Cleaning Companies: Buck up or Ship Out
By KF Seetoh and Thammika Songkaeo - Wednesday, Sep 03, 2014
We observe them as we did our rounds – clearing, wiping, straining, sweeping and cleaning the tables. Some customers not familiar with local habits and expectations still treat the floor as a dustbin, which is why they have to clear bones, wrappers and used tissues off the floor, constantly, at this 11,000 sq. ft. food centre in town. Some even throw chopsticks, spoons and forks on that same floor just because they can easily replace it with newly washed ones.
These cleaners, or what I call “hygiene troopers”, have to sift and separate trash from “cash” as they will be accountable for these discarded utensils if they don’t separate and rescue them. Often, that’s how it works with their clients. It’s like renting a car- you have to be responsible for mishaps. Their jobs are not easy. At one stage, not too long ago, they were earning under a $1000 a month. Their hours are long and it’s almost entirely on their feet. This is a very thankless job many are not keen to do, but it is a necessary service provision in our society. You just figure out the conundrums plus the demands (of the job) and the supply (of the manpower).
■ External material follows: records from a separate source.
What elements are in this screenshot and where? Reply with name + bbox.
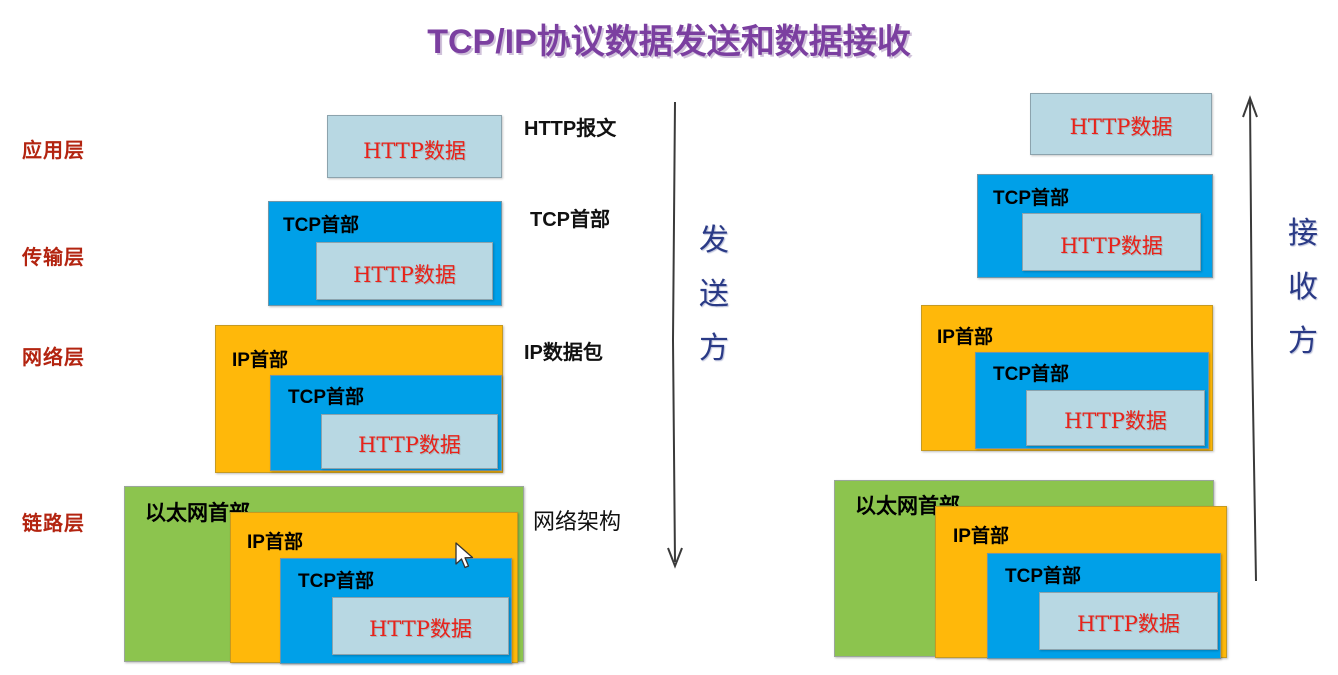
sender-network-data-box: HTTP数据 bbox=[321, 414, 498, 469]
ip-header-label: IP首部 bbox=[937, 322, 993, 349]
ip-header-label: IP首部 bbox=[953, 521, 1009, 548]
sender-direction-char-2: 送 bbox=[692, 268, 736, 322]
page-title: TCP/IP协议数据发送和数据接收 bbox=[0, 14, 1338, 63]
tcp-header-label: TCP首部 bbox=[283, 210, 359, 237]
tcp-header-label: TCP首部 bbox=[1005, 561, 1081, 588]
http-data-label: HTTP数据 bbox=[333, 613, 508, 643]
layer-label-link: 链路层 bbox=[22, 507, 85, 536]
receiver-direction-char-1: 接 bbox=[1281, 207, 1325, 261]
http-data-label: HTTP数据 bbox=[1027, 405, 1204, 435]
tcp-header-label: TCP首部 bbox=[993, 183, 1069, 210]
receiver-direction-char-2: 收 bbox=[1281, 261, 1325, 315]
diagram-canvas: TCP/IP协议数据发送和数据接收 应用层 传输层 网络层 链路层 HTTP数据… bbox=[0, 0, 1338, 675]
receiver-up-arrow-icon bbox=[1235, 95, 1265, 585]
layer-label-application: 应用层 bbox=[22, 134, 85, 163]
sender-direction-char-1: 发 bbox=[692, 214, 736, 268]
layer-label-network: 网络层 bbox=[22, 341, 85, 370]
sender-link-ip-box: IP首部 TCP首部 HTTP数据 bbox=[230, 512, 518, 663]
receiver-direction-char-3: 方 bbox=[1281, 315, 1325, 369]
ip-header-label: IP首部 bbox=[247, 527, 303, 554]
sender-down-arrow-icon bbox=[660, 100, 690, 580]
http-data-label: HTTP数据 bbox=[1040, 608, 1217, 638]
sender-transport-data-box: HTTP数据 bbox=[316, 242, 493, 300]
sender-app-data-box: HTTP数据 bbox=[327, 115, 502, 178]
sender-direction-char-3: 方 bbox=[692, 322, 736, 376]
sender-link-tcp-box: TCP首部 HTTP数据 bbox=[280, 558, 512, 664]
receiver-ip-box: IP首部 TCP首部 HTTP数据 bbox=[921, 305, 1213, 451]
mouse-pointer-icon bbox=[455, 542, 477, 572]
receiver-direction-label: 接 收 方 bbox=[1281, 207, 1325, 369]
http-data-label: HTTP数据 bbox=[322, 429, 497, 459]
annotation-network-frame: 网络架构 bbox=[533, 504, 621, 536]
receiver-link-tcp-box: TCP首部 HTTP数据 bbox=[987, 553, 1221, 659]
http-data-label: HTTP数据 bbox=[1023, 230, 1200, 260]
annotation-http-message: HTTP报文 bbox=[524, 112, 616, 141]
receiver-app-data-box: HTTP数据 bbox=[1030, 93, 1212, 155]
receiver-link-data-box: HTTP数据 bbox=[1039, 592, 1218, 650]
sender-tcp-box: TCP首部 HTTP数据 bbox=[268, 201, 502, 306]
annotation-tcp-header: TCP首部 bbox=[530, 203, 610, 232]
sender-link-data-box: HTTP数据 bbox=[332, 597, 509, 655]
http-data-label: HTTP数据 bbox=[328, 135, 501, 165]
receiver-transport-data-box: HTTP数据 bbox=[1022, 213, 1201, 271]
annotation-ip-packet: IP数据包 bbox=[524, 336, 603, 365]
sender-ip-box: IP首部 TCP首部 HTTP数据 bbox=[215, 325, 503, 473]
receiver-ethernet-box: 以太网首部 IP首部 TCP首部 HTTP数据 bbox=[834, 480, 1214, 657]
tcp-header-label: TCP首部 bbox=[288, 382, 364, 409]
receiver-network-data-box: HTTP数据 bbox=[1026, 390, 1205, 446]
ip-header-label: IP首部 bbox=[232, 345, 288, 372]
sender-network-tcp-box: TCP首部 HTTP数据 bbox=[270, 375, 502, 471]
http-data-label: HTTP数据 bbox=[317, 259, 492, 289]
receiver-link-ip-box: IP首部 TCP首部 HTTP数据 bbox=[935, 506, 1227, 658]
tcp-header-label: TCP首部 bbox=[993, 359, 1069, 386]
layer-label-transport: 传输层 bbox=[22, 241, 85, 270]
sender-direction-label: 发 送 方 bbox=[692, 214, 736, 376]
receiver-tcp-box: TCP首部 HTTP数据 bbox=[977, 174, 1213, 278]
tcp-header-label: TCP首部 bbox=[298, 566, 374, 593]
receiver-network-tcp-box: TCP首部 HTTP数据 bbox=[975, 352, 1209, 449]
sender-ethernet-box: 以太网首部 IP首部 TCP首部 HTTP数据 bbox=[124, 486, 524, 662]
http-data-label: HTTP数据 bbox=[1031, 111, 1211, 141]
One silver lining for cleaners introduced this week is the recognition of these workers and the adjustment of their pay scale. The NTUC folks, led by their chief Minister Lim Swee Say, successfully lobbied for the Progressive Wage Model. In short, it is not just about implementing a minimum wage of $1000, but also about better work flow, use of machines and better techniques to improve productivity. This paves the way for these approved cleaning companies to look at ways to increase their performance and goals and offer better career advancement for these workers, all without the need for a bigger headcount in this tight manpower market. Cleaning companies can tap on NTUC’s Best Sourcing Initiative where such companies can seek assistance and advice on how they can do, say a cleaning job, more effectively with the same or fewer workers. Their investments on better cleaning machines and equipment can be co-funded under the scheme. A food court cleaning supervisor can expect to earn a minimum of $1,600 under this new initiative.
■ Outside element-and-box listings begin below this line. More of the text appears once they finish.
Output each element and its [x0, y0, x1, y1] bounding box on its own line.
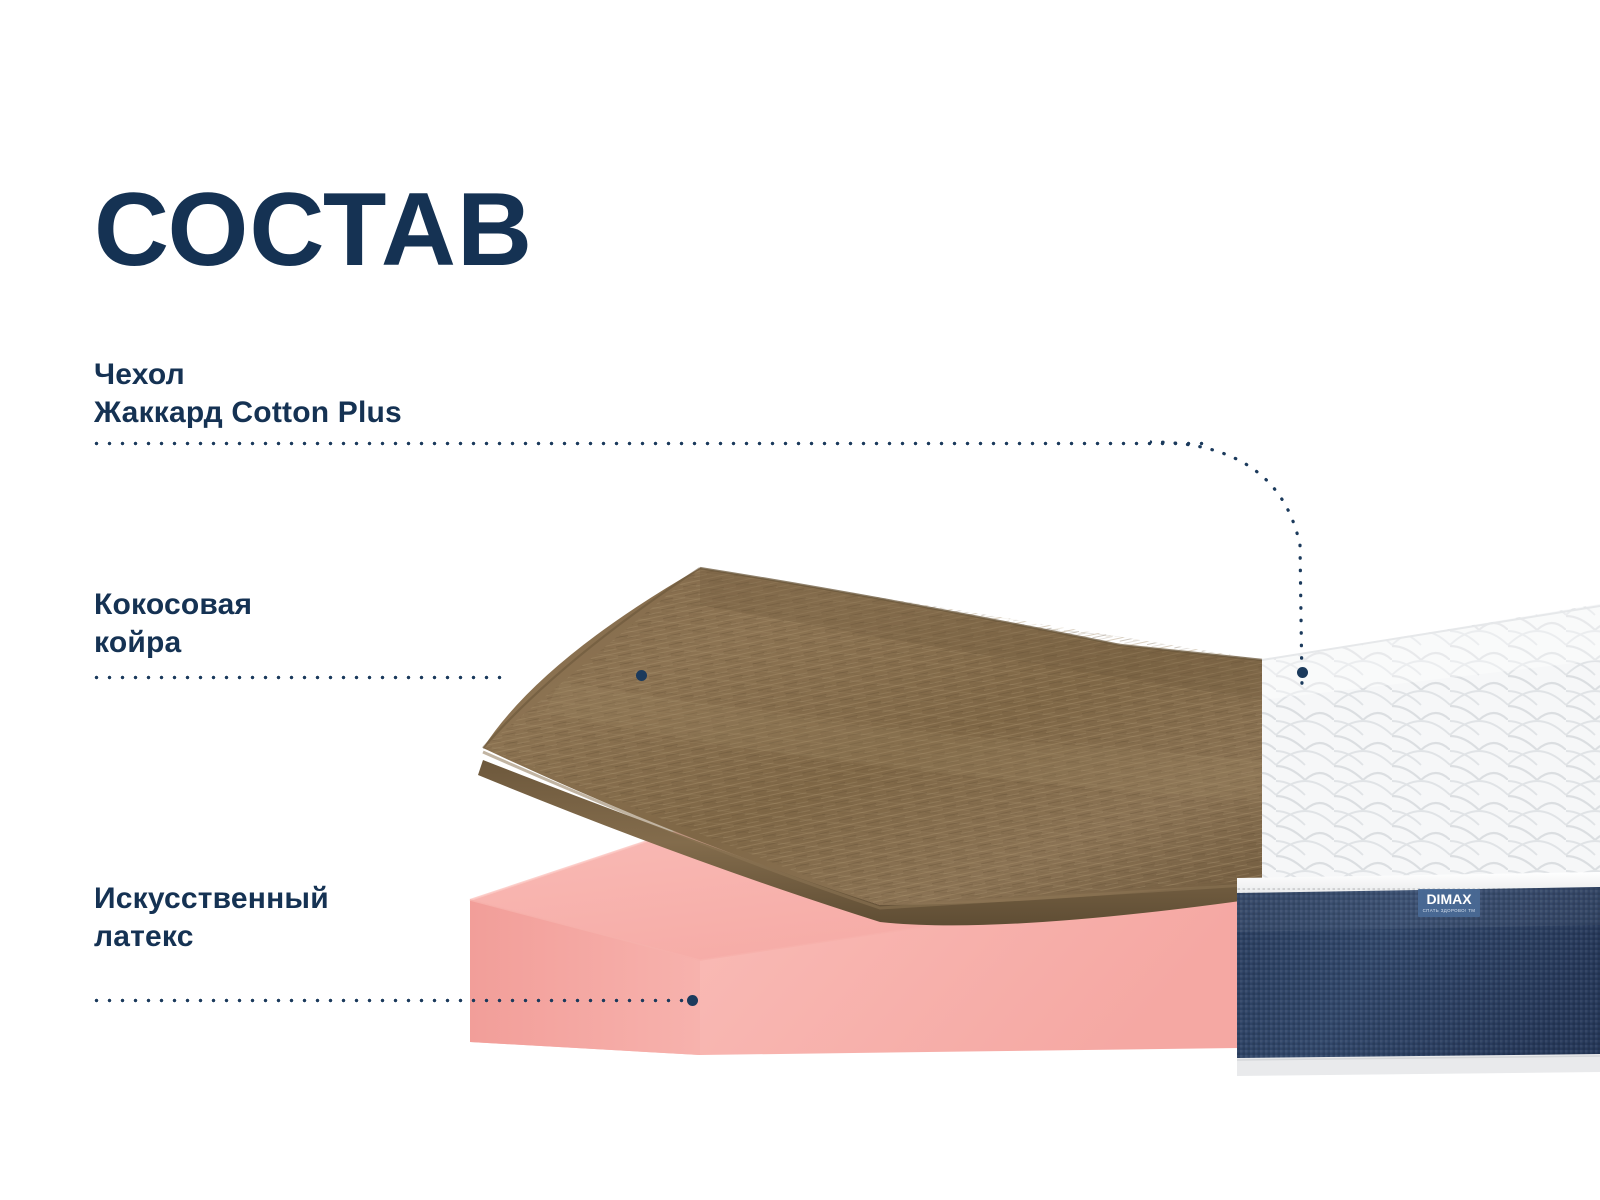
layer-label-latex-line2: латекс [94, 918, 329, 956]
layer-label-cover-line1: Чехол [94, 358, 185, 391]
layer-label-coir-line2: койра [94, 624, 252, 662]
mattress-side-panel [1230, 885, 1600, 1076]
cover-layer-shape [1250, 596, 1600, 896]
layer-label-latex-line1: Искусственный [94, 882, 329, 915]
leader-dot-coir [636, 670, 647, 681]
leader-dot-latex [687, 995, 698, 1006]
layer-label-coir-line1: Кокосовая [94, 588, 252, 621]
layer-label-coir: Кокосовая койра [94, 586, 252, 663]
layer-label-latex: Искусственный латекс [94, 880, 329, 957]
layer-label-cover-line2: Жаккард Cotton Plus [94, 394, 402, 432]
leader-line-cover [90, 441, 1205, 446]
brand-tag-name: DIMAX [1426, 891, 1472, 907]
page-title: СОСТАВ [94, 178, 533, 282]
leader-dot-cover [1297, 667, 1308, 678]
leader-line-coir [90, 675, 510, 680]
brand-tag: DIMAX СПАТЬ ЗДОРОВО! ТМ [1418, 889, 1480, 917]
leader-line-latex [90, 998, 690, 1003]
brand-tag-subtitle: СПАТЬ ЗДОРОВО! ТМ [1423, 908, 1476, 913]
layer-label-cover: Чехол Жаккард Cotton Plus [94, 356, 402, 433]
composition-infographic: DIMAX СПАТЬ ЗДОРОВО! ТМ СОСТАВ Чехол Жак… [0, 0, 1600, 1200]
Literally, on the surface (table and floor), we should be looking at cleaners doing a more effective job without the need for more elbow grease and sweat or more headcount. We’ve seen cleaners in Indonesia clear out a massive dining mess literally in seconds. They pick up and separate waste from utensils in quick time, wipe and clear off the mess, spray sanitize liquids on the table, squeegee it and wipe it clean – no more dirty cloth and grey cleaning water. They are well trained. In open air food centres like the Gluttons Bay in the Esplanade, hygiene trooper like Mr Tan Khiam Poh, uses liquid vacuum machines to dry up the place (instead of unreliable mops) to refresh it after a downpour. No extra manpower is needed for performing that task more effectively.
Although he and his teammates earn more (up to 20%) than this new guideline, it is also the good working spirit and understanding they get from their colleagues and hawkers at Gluttons Bay, that matter. “I trust them, they do a good job. So what if it cost more, it’s worth it and I also give them free makan when they are not so busy. They look after us very well,” says Sam, who runs the satay and Muslim food stall there.
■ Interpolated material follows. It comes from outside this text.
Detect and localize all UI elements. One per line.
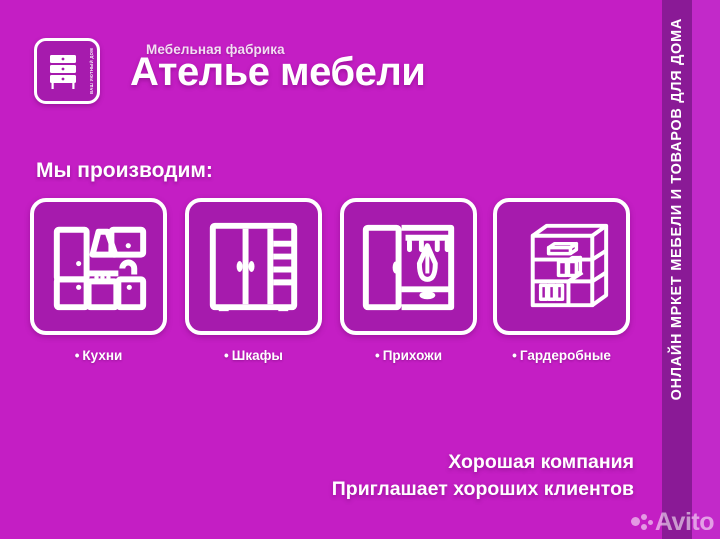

It isn’t all about money either. Some food courts and restaurants offer as much as $3000 a month for stewarding staff, but the take-up rate is not as warm as anticipated. Perhaps the environment and work culture were not as conducive. As colleagues, bosses, customers and supervisors, we have to do our part if we want things better. We have to adopt better habits, treat and respect the work environment better. It will also help bring out the best of these necessary workers in our midst.
It will be a while before the pay scales of cleaners here get to be on par with other developed nations around the world. From 1st September this year, cleaning companies that do not abide by these rule and guidelines will have their licenses revoked by NEA (National Environment Agency.
But this is a good start, and things can only look north for these workers in future.